Bishop Jean-Claude Boulanger, The Way to Nazareth, a daily spirituality, Desclée de Brouwer, 2002, pp. 59-60

Intercessions

Prepared by our brothers and sisters in Jerusalem in the Holy Land.


To be used as appropriate

1 / During his speech at the Maronite Cathedral of Nicosia in Cyprus on December 2, 2021, Pope Francis invited us to fraternity by saying: “We need to welcome and integrate ourselves, to walk together and to be brothers and sisters of all. This is also what the Patriarch of Jerusalem, Bishop Pizzaballa exhorted the various Churches of the Holy Land within the framework of the Synod.
Lord, we entrust to you the Church of the Holy Land in all its diversity: Arabic-speaking Latin parishes, Melkites, Maronites, Syrians, Armenians, but also Hebrew and migrant communities, religious communities and institutions. May the Church grow in mutual knowledge to move forward together and become one body.

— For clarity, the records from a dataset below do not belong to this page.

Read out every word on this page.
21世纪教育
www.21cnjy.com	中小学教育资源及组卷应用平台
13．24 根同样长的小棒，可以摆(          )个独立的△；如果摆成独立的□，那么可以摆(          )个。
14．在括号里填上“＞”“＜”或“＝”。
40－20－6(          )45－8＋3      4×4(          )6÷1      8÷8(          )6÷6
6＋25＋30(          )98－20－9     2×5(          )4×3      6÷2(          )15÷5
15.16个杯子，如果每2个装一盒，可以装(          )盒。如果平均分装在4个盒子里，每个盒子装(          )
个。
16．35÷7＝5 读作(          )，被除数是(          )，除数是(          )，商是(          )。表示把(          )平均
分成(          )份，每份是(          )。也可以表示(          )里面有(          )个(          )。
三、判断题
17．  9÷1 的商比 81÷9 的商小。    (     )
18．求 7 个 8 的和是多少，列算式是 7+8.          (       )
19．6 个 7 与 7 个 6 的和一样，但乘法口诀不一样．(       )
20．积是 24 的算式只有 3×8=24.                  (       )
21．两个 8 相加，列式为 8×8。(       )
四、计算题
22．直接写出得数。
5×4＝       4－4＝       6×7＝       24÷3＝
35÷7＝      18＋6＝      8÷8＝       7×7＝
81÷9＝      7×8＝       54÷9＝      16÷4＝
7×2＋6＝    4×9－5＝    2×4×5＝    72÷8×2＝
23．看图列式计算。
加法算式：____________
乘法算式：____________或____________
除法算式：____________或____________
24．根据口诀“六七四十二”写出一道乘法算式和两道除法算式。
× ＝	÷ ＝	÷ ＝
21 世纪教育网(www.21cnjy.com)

2. Around the feast of Christ the King, 700 young people from Cis-Jordan, Galilee and Jerusalem gathered in Bethlehem for an annual meeting. The secretary general of a group of young people participating in this meeting reminded the Latin Patriarch of Jerusalem that “Young people are the hope, the present and the future, and we do not want to be the last generation of Christians in the homeland. of Jesus.”
Lord, we entrust the young people of the Middle East to you. We pray for them that they can be rooted in hope and be creative in responding to the challenges of today.

3. With the resumption of the pandemic, Israel has once again decided to close its borders to tourists and pilgrims.
Lord, we thank you for all the initiatives that make it possible to continue making the Holy Land accessible through the internet and social networks and we pray that this Earth may continue its mission of welcoming believers from all walks of life.